Figure 10: Impact of VeCap on few-shot learning. Figure source: Deyao et al. (202).

Images Synthesis and Fully Synthetic Data Training

SynthVLM [56] uses Stable Diffusion to create images from a set of filtered captions compiled from a range of captioning datasets such as CC and SBU, retaining 40% of the original dataset. A subset of 1000 captions is randomly samples to feed into Stable Diffusion model for image generation. The generated images have resolution of 1024x1024. The resulting dataset is shown to have higher CLIPScore (0.34 and 0.38 compared to 0.32 and 0,31 in the raw datasets). Empirical experiments using SDXL for image generation and LLaVA 1.5 (13B) for robust visual understanding, employing CLIP 336 (14-patch) as the encoder and Vicuna v1.5 (13B) as the language model. The model trained on 100k synthetic data samples achieves SoTA across multiple visual and language benchmarks while reducing computational usage.

Figure 11: Performance comparison of Synth Select 100k and LLaVA models across multiple benchmarks. Synth Select 100k (orange, red) outperforms LLaVA (green, blue), achieving superior results in both visual and language tasks while maintaining efficiency.. Figure source: Liu et al. (2024)..

Synth² [57] develop a pipeline to create an entirely synthetic datasets, both the captions and images. Using Gemini Pro, the captions are first created with classes from ImageNet datasets. These captions are then uses to prompt a text-to-image model to create synthetic images. The overall architecture of Synth² is depicted in Figure 12.

However, rather than generating images in the pixel space, this work generate the images in the embedding space and use it to directly train the VLM. Table 8 shows that adding 1M synthetic samples (GenPair) improves the zero-shot evaluation result significantly compared to training the model on 1M additional data samples from WebLI [13] or LTIP [25] dataset. Concurrent to Synth², SynthCLIP [58] starts from building a concept bank containing \(N_C\) concepts similar to MetaCLIP [2] and prompt the Mistral-7B-Instruct V0.2 model to create the image

Figure 12: Overall workflow of Synth². Figure source: Sahand et al. (2024) [57]

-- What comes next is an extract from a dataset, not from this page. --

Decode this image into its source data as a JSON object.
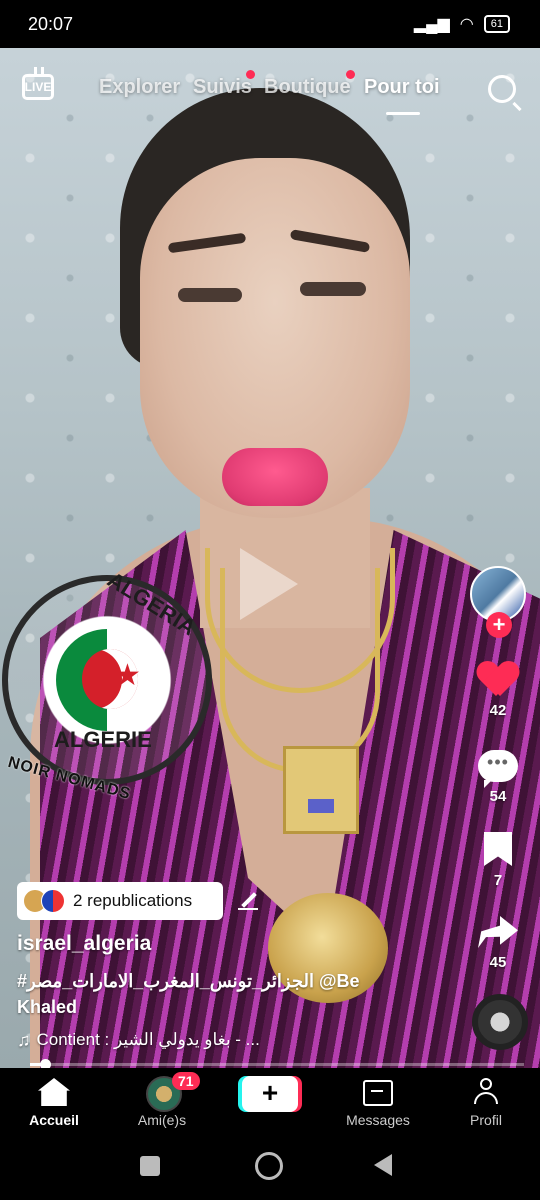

captions. The generated captions are then filtered by substring matching to determine concept frequencies and probability balancing to prevent over-representation of common concepts while boosting long-tail concepts. This ensures a diverse and task-agnostic caption set suitable for foundation model pre-training, similar to MetaCLIP [2]. These filtered captions are then used as inputs to Stable Diffusion for image generation, resulting in the final 30M-sample dataset called SynthCI. SynthCLIP is trained on the synthetic dataset SynthCI at varying scales. As the size of SynthCI increases, a consistent improvement in performance is observed across both vision and vision-language tasks, rivaling with the performance of CLIP models trained on CC3M and CC12M.

Data Augmentation


Popular datasets like LAION [21, 22] have been shown to exhibit a long-tailed distributions, which might lead to bias when training the models. Contrary to traditional datasets, where concept frequency estimation is straightforward that we can just count the number of classes, pre-training datasets for VLMs, however, the task of concept frequency estimation is non-trivial because of the variations in natural language. For example, sneakers can also be referred to in the dataset as running shoes or trainers. Parashar et al. (2024) [59] address this by using LLMs to list the synonyms (eg. tiger, Panthera tigris, …).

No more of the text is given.